Ella responde que no con la cabeza y, sin saber muy bien cómo, consigue esbozar una sonrisa.

—Este es mi gran momento, Abel. Llevo tantos años rezando sin conseguir nada…, pero ahora ya no tengo que creer porque lo sé, tengo la certeza. Tienes alma, Abel. Por eso ahora soy yo la que tiene que cuidar de ti y proteger tu vida como si fuera la mía propia.

—Pero…

Ese es su trabajo, cuidar de ella. ¿Cómo es posible que le deba la misma lealtad, que tenga la misma deuda que él? No lo entiende. Lo único que sabe es que nada le había afectado tanto como esto.

Sabe que no tiene sentido discutir con ella. Abriría las puertas del hangar si pudiera, pero sus treinta años de experiencia al respecto le dicen que no puede. Se acabó. Noemí está a punto de salir de su vida para siempre.

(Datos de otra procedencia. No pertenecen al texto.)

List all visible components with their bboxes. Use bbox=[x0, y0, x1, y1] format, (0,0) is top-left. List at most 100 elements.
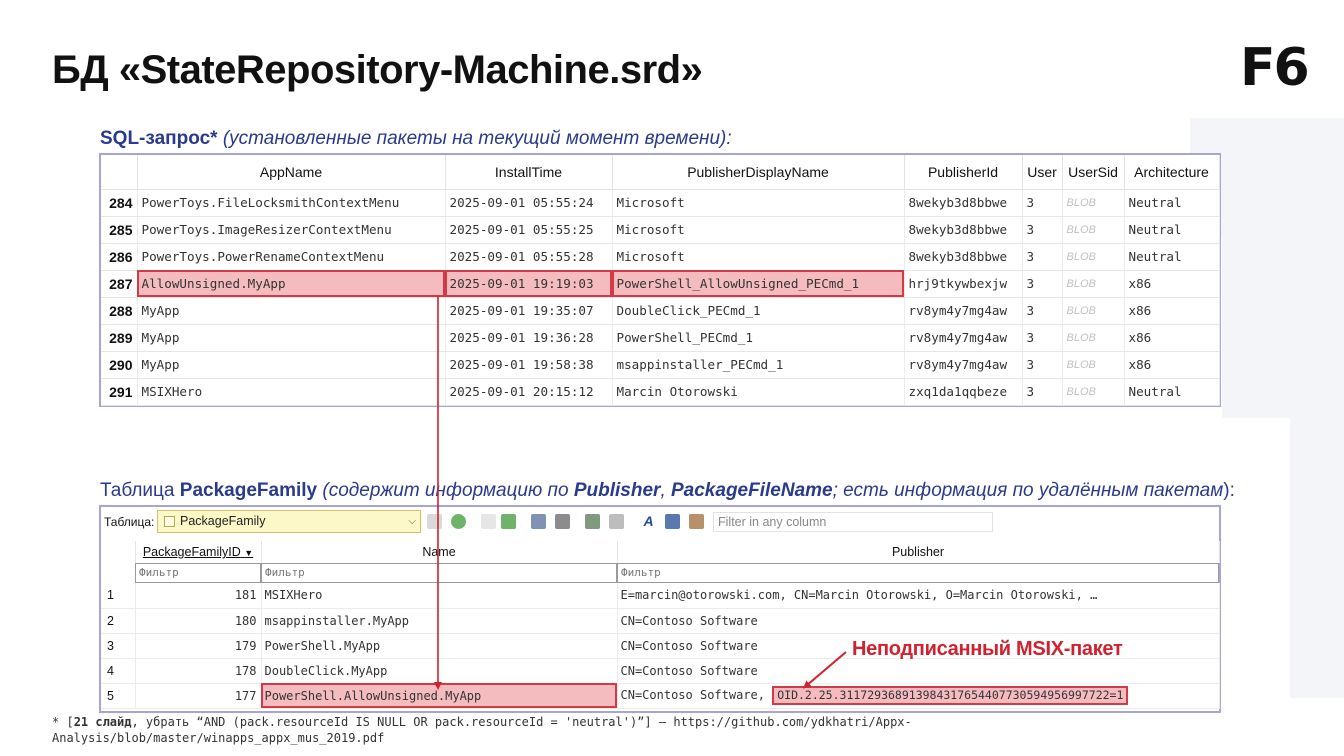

—Me duele más saber que te voy a perder que tener que renunciar a mi propia vida —le dice—. ¿Eso quiere decir que lo que siento es real? ¿Que es amor de verdad?

Los ojos de Noemí se llenan de lágrimas.

—Supongo que sí.

El ciclo de apertura de la esclusa termina. Ella aprieta una mano contra la pantalla y él la imita. Es lo más cerca de volver a tocarla que estará jamás.

En cuanto la imagen cambia, aparta la mano. Ahora es un plano general del hangar que incluye el caza y, dentro de él, a Noemí poniéndose el casco mientras se abren las compuertas exteriores. Suelta los amarres y avanza hasta que sale por completo de la nave. Una vez fuera, enciende los motores, que resucitan con una explosión de luz naranja y roja, y se aleja camino de su hogar.

La visión de Abel no funciona bien. Cuando se lleva los dedos a la mejilla, la nota mojada y caliente. Son las primeras lágrimas de su vida.